EVERETT — Purdue Pharma, the maker of a prescription pain medication, is asking a federal judge to toss out a lawsuit filed by the city of Everett that alleges the multibillion-dollar company ignored rampant diversion of OxyContin to the black market.
Purdue claims that the city’s allegations are largely based on a false theory that the pharmaceutical company didn’t alert law enforcement of illegal diversion.
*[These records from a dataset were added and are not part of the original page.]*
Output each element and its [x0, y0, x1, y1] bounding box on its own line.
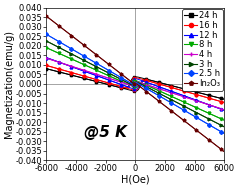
Legend: 24 h, 16 h, 12 h, 8 h, 4 h, 3 h, 2.5 h, In₂O₃: 24 h, 16 h, 12 h, 8 h, 4 h, 3 h, 2.5 h, … [182, 9, 223, 91]
X-axis label: H(Oe): H(Oe) [121, 175, 150, 185]
Y-axis label: Magnetization(emu/g): Magnetization(emu/g) [4, 30, 14, 138]
Text: @5 K: @5 K [84, 125, 127, 140]
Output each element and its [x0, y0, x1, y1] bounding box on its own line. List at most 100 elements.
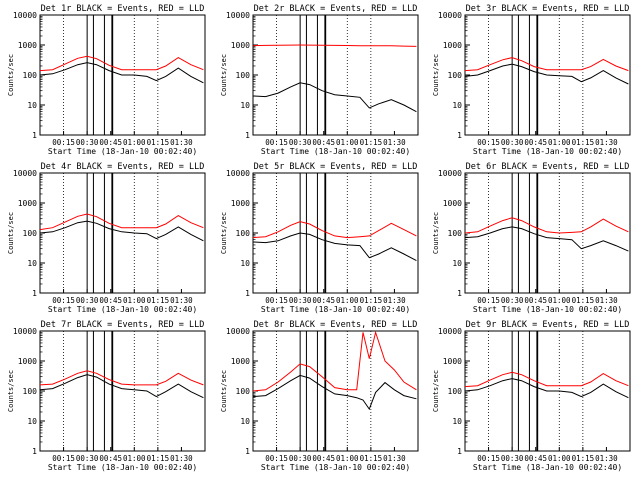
panel-9-x-tick-label: 01:15 [572, 454, 595, 463]
panel-8-x-tick-label: 01:00 [336, 454, 359, 463]
panel-5-y-tick-label: 100 [236, 229, 251, 238]
panel-9-series-events [464, 378, 629, 399]
panel-7-x-tick-label: 01:15 [147, 454, 170, 463]
panel-6-series-lld [464, 217, 629, 234]
panel-2-y-tick-label: 10 [240, 101, 250, 110]
panel-5-x-tick-label: 00:30 [289, 296, 312, 305]
panel-5-x-tick-label: 01:00 [336, 296, 359, 305]
panel-9-y-tick-label: 1000 [443, 357, 462, 366]
panel-6-x-tick-label: 00:30 [501, 296, 524, 305]
panel-8-y-axis-label: Counts/sec [220, 370, 228, 412]
panel-8-x-tick-label: 01:30 [383, 454, 406, 463]
panel-3-x-tick-label: 01:30 [595, 138, 618, 147]
panel-2-x-tick-label: 00:30 [289, 138, 312, 147]
panel-3-y-tick-label: 10000 [438, 11, 462, 20]
panel-9-y-tick-label: 100 [448, 387, 463, 396]
panel-7-y-tick-label: 10 [27, 417, 37, 426]
panel-3-y-tick-label: 100 [448, 71, 463, 80]
panel-3-x-tick-label: 01:00 [548, 138, 571, 147]
panel-6-x-axis-label: Start Time (18-Jan-10 00:02:40) [473, 305, 622, 314]
panel-5-x-axis-label: Start Time (18-Jan-10 00:02:40) [261, 305, 410, 314]
panel-5-y-tick-label: 10000 [226, 169, 250, 178]
panel-6-y-tick-label: 10 [452, 259, 462, 268]
panel-3-y-tick-label: 1000 [443, 41, 462, 50]
panel-7-series-events [39, 374, 204, 399]
panel-3-y-tick-label: 10 [452, 101, 462, 110]
panel-5-plot-frame [252, 172, 419, 294]
panel-7-x-axis-label: Start Time (18-Jan-10 00:02:40) [48, 463, 197, 472]
panel-1-series-lld [39, 55, 204, 72]
panel-8-x-tick-label: 01:15 [360, 454, 383, 463]
panel-5-title: Det 5r BLACK = Events, RED = LLD [254, 162, 418, 172]
panel-3-series-events [464, 63, 629, 85]
panel-7-title: Det 7r BLACK = Events, RED = LLD [41, 320, 205, 330]
panel-3-series-lld [464, 57, 629, 72]
panel-4-x-tick-label: 00:45 [99, 296, 122, 305]
panel-1-x-axis-label: Start Time (18-Jan-10 00:02:40) [48, 147, 197, 156]
panel-4-x-axis-label: Start Time (18-Jan-10 00:02:40) [48, 305, 197, 314]
panel-3-y-tick-label: 1 [457, 131, 462, 140]
panel-6-x-tick-label: 01:15 [572, 296, 595, 305]
panel-1-x-tick-label: 01:30 [170, 138, 193, 147]
panel-4-x-tick-label: 01:15 [147, 296, 170, 305]
panel-1-x-tick-label: 00:45 [99, 138, 122, 147]
panel-8-series-events [252, 374, 417, 411]
panel-3-title: Det 3r BLACK = Events, RED = LLD [466, 4, 630, 14]
panel-7-y-tick-label: 100 [23, 387, 38, 396]
panel-1-x-tick-label: 01:00 [123, 138, 146, 147]
panel-7-series-lld [39, 370, 204, 386]
panel-1-y-axis-label: Counts/sec [7, 54, 15, 96]
panel-5-x-tick-label: 01:30 [383, 296, 406, 305]
panel-2-y-tick-label: 1000 [231, 41, 250, 50]
panel-3-x-tick-label: 01:15 [572, 138, 595, 147]
panel-6-x-tick-label: 00:15 [477, 296, 500, 305]
panel-6-y-axis-label: Counts/sec [432, 212, 440, 254]
panel-1-y-tick-label: 1000 [18, 41, 37, 50]
panel-4-y-tick-label: 10 [27, 259, 37, 268]
panel-3-x-axis-label: Start Time (18-Jan-10 00:02:40) [473, 147, 622, 156]
panel-3-x-tick-label: 00:15 [477, 138, 500, 147]
panel-8-y-tick-label: 10 [240, 417, 250, 426]
panel-4-x-tick-label: 01:30 [170, 296, 193, 305]
panel-6-y-tick-label: 1 [457, 289, 462, 298]
panel-8-plot-frame [252, 330, 419, 452]
panel-4-x-tick-label: 01:00 [123, 296, 146, 305]
panel-1-y-tick-label: 100 [23, 71, 38, 80]
panel-9-y-tick-label: 10 [452, 417, 462, 426]
panel-8-series-lld [252, 330, 417, 392]
panel-4-y-tick-label: 10000 [13, 169, 37, 178]
panel-7-x-tick-label: 01:00 [123, 454, 146, 463]
panel-4-x-tick-label: 00:15 [52, 296, 75, 305]
panel-7-y-tick-label: 10000 [13, 327, 37, 336]
panel-2-series-events [252, 82, 417, 113]
panel-5-y-tick-label: 10 [240, 259, 250, 268]
panel-2-x-tick-label: 01:30 [383, 138, 406, 147]
panel-2-y-tick-label: 100 [236, 71, 251, 80]
panel-9-y-tick-label: 1 [457, 447, 462, 456]
panel-3-x-tick-label: 00:45 [524, 138, 547, 147]
panel-4-y-axis-label: Counts/sec [7, 212, 15, 254]
panel-1-x-tick-label: 01:15 [147, 138, 170, 147]
panel-8-y-tick-label: 1000 [231, 357, 250, 366]
panel-8-y-tick-label: 10000 [226, 327, 250, 336]
panel-5-x-tick-label: 00:15 [265, 296, 288, 305]
panel-8-x-tick-label: 00:30 [289, 454, 312, 463]
panel-9-series-lld [464, 371, 629, 388]
panel-5-x-tick-label: 00:45 [312, 296, 335, 305]
panel-4-y-tick-label: 1 [32, 289, 37, 298]
panel-4-x-tick-label: 00:30 [76, 296, 99, 305]
panel-2-x-tick-label: 01:00 [336, 138, 359, 147]
panel-2-x-tick-label: 00:15 [265, 138, 288, 147]
panel-1-x-tick-label: 00:30 [76, 138, 99, 147]
panel-4-series-events [39, 220, 204, 242]
panel-6-y-tick-label: 1000 [443, 199, 462, 208]
panel-8-title: Det 8r BLACK = Events, RED = LLD [254, 320, 418, 330]
panel-9-x-tick-label: 01:00 [548, 454, 571, 463]
panel-6-y-tick-label: 100 [448, 229, 463, 238]
panel-6-x-tick-label: 01:00 [548, 296, 571, 305]
panel-6-series-events [464, 226, 629, 252]
panel-2-x-tick-label: 01:15 [360, 138, 383, 147]
panel-6-x-tick-label: 00:45 [524, 296, 547, 305]
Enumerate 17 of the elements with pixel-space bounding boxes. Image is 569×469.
The records in two criminal prosecutions into drug trafficking show that “law enforcement was, at the time, already aware of, and investigating, the criminal conduct of physicians, pharmacies and gang members at issue,” Purdue’s attorney, Thomas Adams, wrote in court papers.
The motion filed Monday in U.S. District Court in Seattle makes several legal arguments, including claims that Everett lacks the standing to sue the drug maker or hold it responsible for the city’s costs associated with responding to addiction and crime.
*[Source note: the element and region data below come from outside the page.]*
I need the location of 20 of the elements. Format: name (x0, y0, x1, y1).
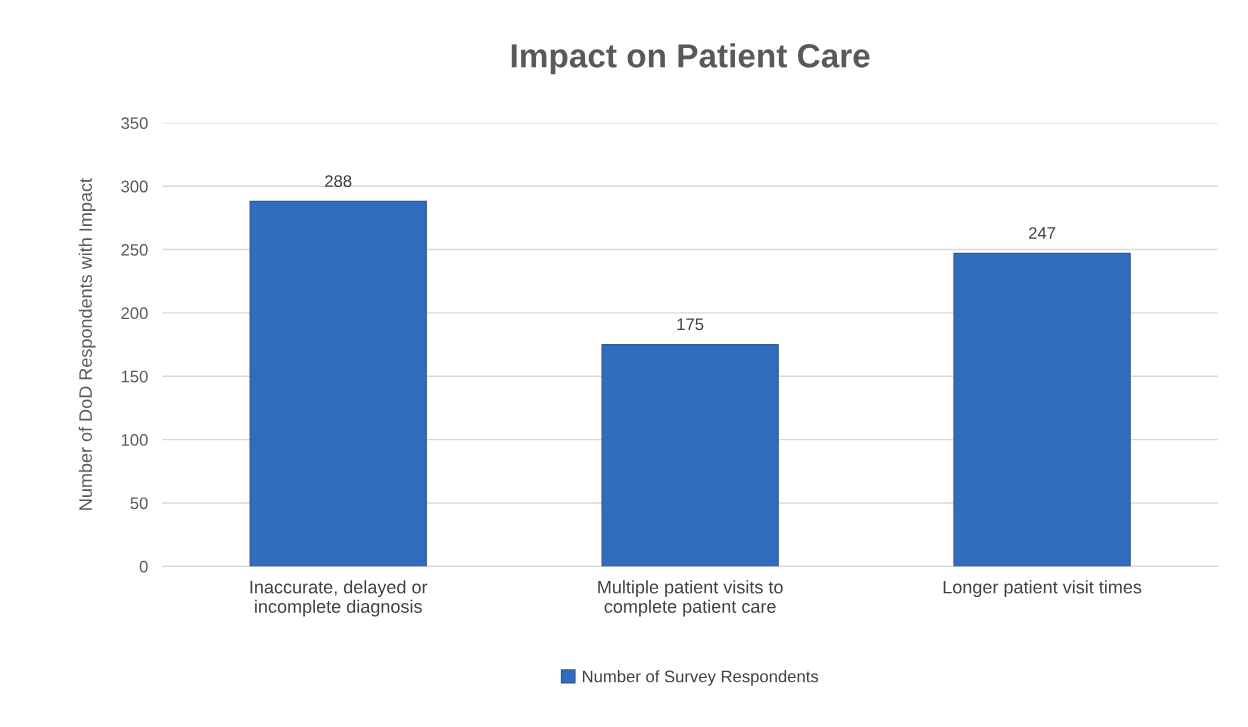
x-tick-label: Multiple patient visits to complete patient care (598, 580, 783, 617)
y-tick-label: 200 (121, 307, 148, 320)
bar (953, 252, 1131, 567)
data-label: 247 (1029, 227, 1056, 239)
data-label: 288 (325, 175, 352, 188)
y-tick-label: 250 (121, 243, 148, 256)
y-tick-label: 150 (121, 370, 148, 383)
y-axis-title: Number of DoD Respondents with Impact (78, 178, 96, 510)
y-tick-label: 0 (139, 560, 148, 573)
y-tick-label: 50 (130, 497, 148, 510)
x-tick-label: Inaccurate, delayed or incomplete diagnosis (250, 580, 428, 617)
chart-title: Impact on Patient Care (511, 43, 870, 75)
y-tick-label: 350 (121, 117, 148, 130)
bar (249, 200, 427, 567)
y-tick-label: 100 (121, 434, 148, 446)
data-label: 175 (677, 318, 704, 331)
y-tick-label: 300 (121, 180, 148, 193)
bar (601, 343, 779, 567)
x-tick-label: Longer patient visit times (943, 580, 1142, 598)
legend-label: Number of Survey Respondents (582, 670, 819, 686)
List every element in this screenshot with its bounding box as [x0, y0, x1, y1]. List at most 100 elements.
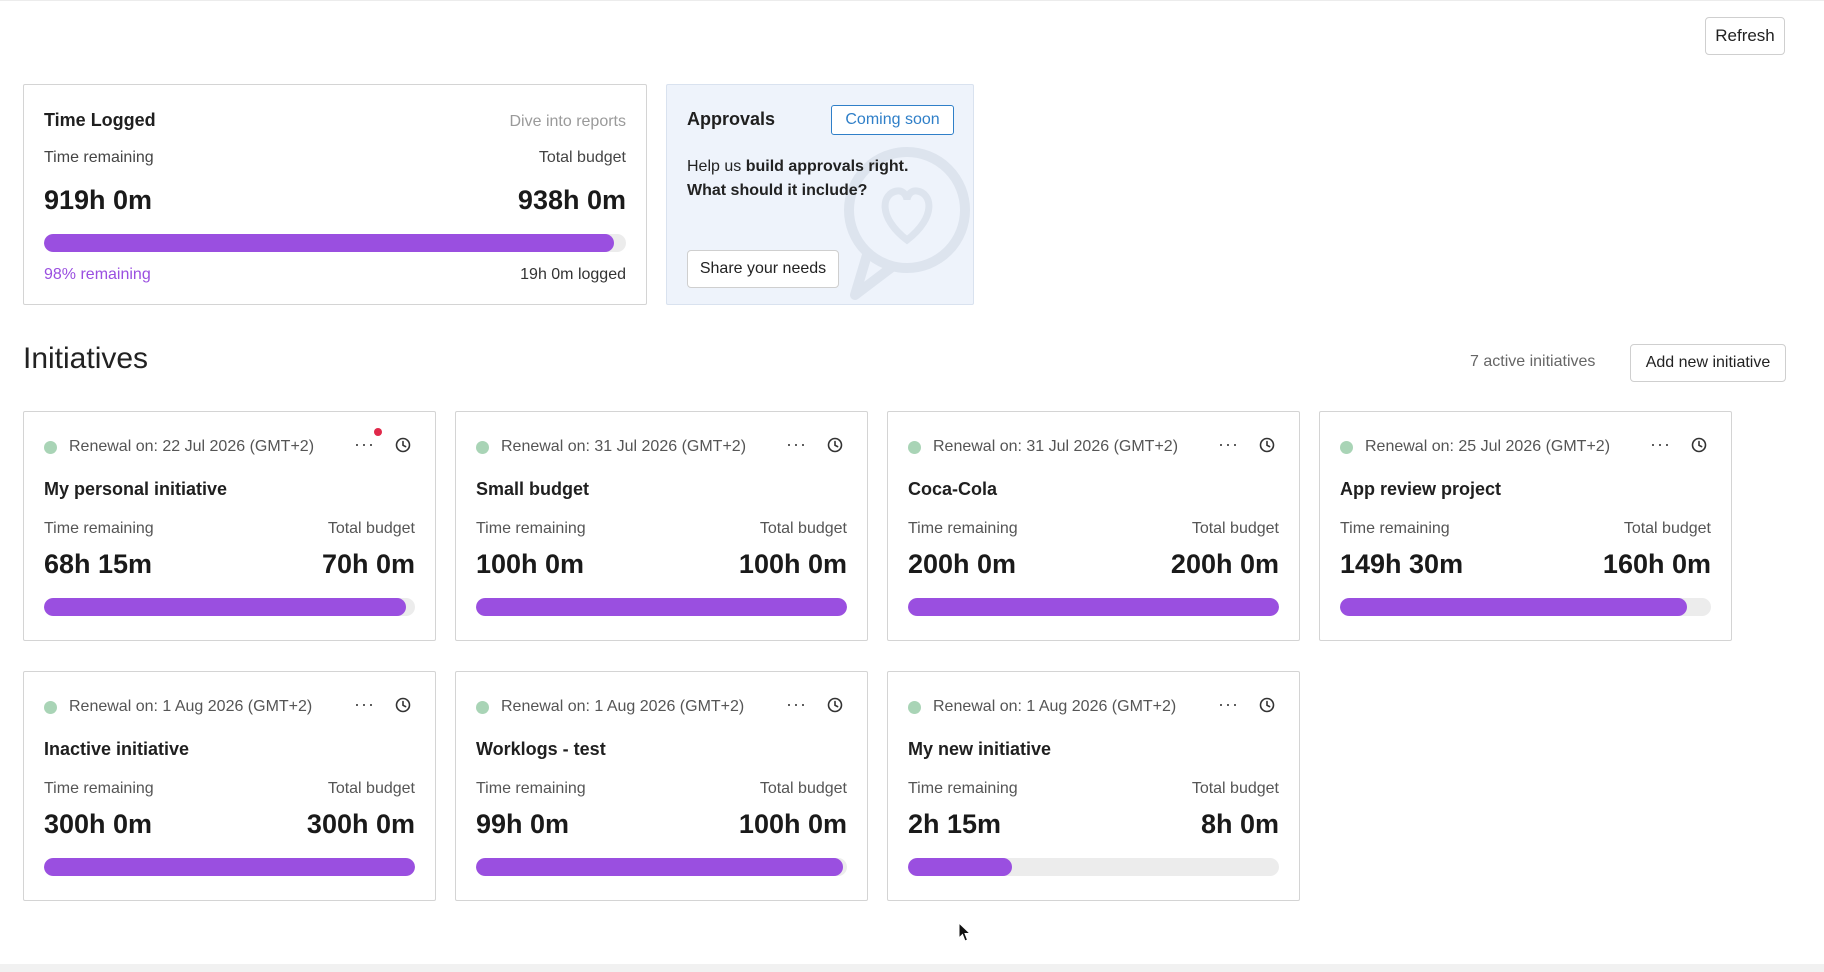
status-dot [1340, 440, 1353, 454]
time-remaining-label: Time remaining [476, 780, 586, 797]
renewal-date: Renewal on: 1 Aug 2026 (GMT+2) [69, 698, 313, 715]
initiative-name[interactable]: Small budget [476, 479, 590, 499]
initiative-progress-fill [476, 598, 847, 616]
approvals-text-prefix: Help us [687, 158, 746, 175]
total-budget-label: Total budget [538, 149, 626, 166]
renewal-date: Renewal on: 1 Aug 2026 (GMT+2) [933, 698, 1177, 715]
initiative-name[interactable]: Worklogs - test [476, 739, 606, 759]
time-logged-progress-bar [44, 234, 626, 252]
refresh-button[interactable]: Refresh [1705, 17, 1785, 55]
clock-icon[interactable] [395, 697, 411, 713]
initiative-card[interactable]: Renewal on: 22 Jul 2026 (GMT+2) ··· My p… [23, 411, 436, 641]
more-options-icon[interactable]: ··· [786, 694, 807, 714]
top-divider [0, 0, 1824, 1]
time-remaining-value: 2h 15m [908, 809, 1002, 839]
clock-icon[interactable] [395, 437, 411, 453]
time-remaining-label: Time remaining [44, 520, 154, 537]
status-dot [908, 440, 921, 454]
initiative-progress-fill [1340, 598, 1687, 616]
total-budget-value: 8h 0m [1200, 809, 1279, 839]
renewal-info: Renewal on: 31 Jul 2026 (GMT+2) [476, 438, 746, 456]
renewal-info: Renewal on: 1 Aug 2026 (GMT+2) [44, 698, 312, 716]
initiative-progress-fill [476, 858, 844, 876]
clock-icon[interactable] [1691, 437, 1707, 453]
more-options-icon[interactable]: ··· [354, 694, 375, 714]
coming-soon-badge: Coming soon [831, 105, 954, 135]
total-budget-label: Total budget [327, 780, 415, 797]
renewal-date: Renewal on: 1 Aug 2026 (GMT+2) [501, 698, 745, 715]
more-options-icon[interactable]: ··· [786, 434, 807, 454]
initiative-card[interactable]: Renewal on: 31 Jul 2026 (GMT+2) ··· Smal… [455, 411, 868, 641]
total-budget-value: 160h 0m [1602, 549, 1711, 579]
initiative-card[interactable]: Renewal on: 1 Aug 2026 (GMT+2) ··· Inact… [23, 671, 436, 901]
initiative-card[interactable]: Renewal on: 1 Aug 2026 (GMT+2) ··· My ne… [887, 671, 1300, 901]
logged-total: 19h 0m logged [520, 266, 626, 283]
initiative-card[interactable]: Renewal on: 1 Aug 2026 (GMT+2) ··· Workl… [455, 671, 868, 901]
clock-icon[interactable] [1259, 697, 1275, 713]
initiative-name[interactable]: Coca-Cola [908, 479, 998, 499]
total-budget-label: Total budget [759, 520, 847, 537]
initiative-progress-fill [44, 598, 406, 616]
share-your-needs-button[interactable]: Share your needs [687, 250, 839, 288]
time-remaining-label: Time remaining [44, 780, 154, 797]
initiative-name[interactable]: My personal initiative [44, 479, 228, 499]
renewal-info: Renewal on: 22 Jul 2026 (GMT+2) [44, 438, 314, 456]
active-initiatives-count: 7 active initiatives [1470, 353, 1596, 370]
initiative-name[interactable]: App review project [1340, 479, 1502, 499]
time-remaining-value: 300h 0m [44, 809, 153, 839]
initiative-progress-bar [908, 598, 1279, 616]
initiative-progress-bar [44, 858, 415, 876]
total-budget-value: 100h 0m [738, 549, 847, 579]
initiative-progress-fill [908, 858, 1013, 876]
notification-dot [374, 428, 382, 436]
total-budget-label: Total budget [327, 520, 415, 537]
initiatives-title: Initiatives [23, 342, 149, 375]
total-budget-label: Total budget [1191, 780, 1279, 797]
approvals-description: Help us build approvals right. What shou… [687, 155, 927, 203]
initiative-card[interactable]: Renewal on: 31 Jul 2026 (GMT+2) ··· Coca… [887, 411, 1300, 641]
total-budget-label: Total budget [1191, 520, 1279, 537]
dive-into-reports-link[interactable]: Dive into reports [509, 113, 627, 130]
remaining-percent: 98% remaining [44, 266, 151, 283]
time-logged-title: Time Logged [44, 110, 156, 130]
status-dot [44, 700, 57, 714]
approvals-title: Approvals [687, 109, 776, 129]
time-remaining-value: 99h 0m [476, 809, 570, 839]
renewal-date: Renewal on: 25 Jul 2026 (GMT+2) [1365, 438, 1611, 455]
initiative-progress-fill [908, 598, 1279, 616]
initiative-progress-bar [476, 598, 847, 616]
mouse-cursor-icon [958, 922, 972, 942]
time-remaining-label: Time remaining [908, 520, 1018, 537]
initiative-name[interactable]: My new initiative [908, 739, 1052, 759]
total-budget-value: 938h 0m [517, 185, 626, 215]
status-dot [44, 440, 57, 454]
renewal-date: Renewal on: 31 Jul 2026 (GMT+2) [501, 438, 747, 455]
more-options-icon[interactable]: ··· [354, 434, 375, 454]
chat-heart-icon [844, 147, 970, 300]
status-dot [476, 700, 489, 714]
renewal-date: Renewal on: 22 Jul 2026 (GMT+2) [69, 438, 315, 455]
more-options-icon[interactable]: ··· [1218, 434, 1239, 454]
time-remaining-label: Time remaining [1340, 520, 1450, 537]
more-options-icon[interactable]: ··· [1218, 694, 1239, 714]
clock-icon[interactable] [827, 437, 843, 453]
add-new-initiative-button[interactable]: Add new initiative [1630, 344, 1786, 382]
total-budget-value: 200h 0m [1170, 549, 1279, 579]
time-logged-progress-fill [44, 234, 615, 252]
bottom-band [0, 964, 1824, 972]
approvals-card: Approvals Coming soon Help us build appr… [666, 84, 974, 305]
total-budget-label: Total budget [759, 780, 847, 797]
time-remaining-value: 149h 30m [1340, 549, 1464, 579]
initiative-progress-bar [476, 858, 847, 876]
time-remaining-value: 68h 15m [44, 549, 153, 579]
renewal-info: Renewal on: 1 Aug 2026 (GMT+2) [476, 698, 744, 716]
clock-icon[interactable] [827, 697, 843, 713]
more-options-icon[interactable]: ··· [1650, 434, 1671, 454]
time-remaining-value: 100h 0m [476, 549, 585, 579]
clock-icon[interactable] [1259, 437, 1275, 453]
initiative-card[interactable]: Renewal on: 25 Jul 2026 (GMT+2) ··· App … [1319, 411, 1732, 641]
total-budget-value: 70h 0m [321, 549, 415, 579]
total-budget-label: Total budget [1623, 520, 1711, 537]
initiative-name[interactable]: Inactive initiative [44, 739, 190, 759]
renewal-info: Renewal on: 31 Jul 2026 (GMT+2) [908, 438, 1178, 456]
“While we are deeply troubled by the abuse and misuse of our medication, this lawsuit paints a completely flawed and inaccurate portrayal of events that led to the crisis in Everett,” the company wrote on its website.
Everett claims that Purdue allowed its product to flow into the hands of “pill mills” and drug rings. The diversion resulted in drug abuse, addiction and crime here, Everett’s lawyers claim. The Daily Herald first reported about the lawsuit in January.
Everett had been studying for months how to make a case that Purdue is responsible for the community’s surge in overdose deaths, homelessness and street crime, Mayor Ray Stephanson told The Daily Herald. Many believe that prescription pain medication abuse has led to the heroin crisis across the country.
“We are going to go at them, and we are going to go at them hard,” Stephanson said in January.
The lawsuit doesn’t name a dollar amount. It notes, however, that Everett has spent and will need to spend significant tax dollars to address addiction in the community.
“The city and our outside legal counsel have received Purdue’s response to our lawsuit, and we look forward to presenting our arguments to the court refuting Purdue’s position,” the city said in a statement released Tuesday. “The city remains committed to holding Purdue accountable for allowing OxyContin to be funneled into the black market, causing the current opioid crisis in Everett.
Purdue was sued a decade ago in Washington. Several states alleged it had engaged in deceptive marketing practices. The company agreed to pay the states $19.5 million as part of a consent judgment. Washington received more than $700,000. As part of the judgment, Purdue agreed to implement diversion detection programs.
Everett’s lawsuit claims that Purdue ignored its obligations. It points to the criminal prosecution of Jevon Lawson, a California transplant, living in Snohomish County, who was selling large amounts of OxyContin. The Daily Herald wrote about Lawson’s indictment in 2011.
The lawsuit also points to a drug ring in Los Angeles that “formed a clinic called Lake Medical to use as a front for its racketeering operation,” Seattle attorney Chris Huck wrote in the lawsuit. Everett hired Huck’s firm to take on Purdue.
The lawsuit included a series of emails reportedly from Purdue representatives about their knowledge of suspicious activity at Lake Medical.
Purdue disputes the claim, saying law enforcement was aware of Lake Medical and Lawson dating back to 2009.
Records show that federal agents and the Snohomish Regional Drug and Gang Task Force had launched an investigation into Lawson in 2007. By June 2008, law enforcement had searched Lawson’s Mill Creek-area house and made undercover buys. He admitted then that he was selling OxyContin.
Purdue also claims that the Drug Enforcement Administration advised a wholesale distributor in 2009 that Lake Medical was under investigation.
“In short, Purdue cannot have been a proximate cause for not advising law enforcement what public filings demonstrate law enforcement already knew,” Adams wrote.
The city would impose a duty on Purdue to “protect local municipalities against intentional, illegal trafficking of that prescription drug by criminals in their municipalities based on an obligation to monitor and report to law enforcement ‘suspicious orders’ of the prescription drug more than 1,000 miles away,” Adams wrote.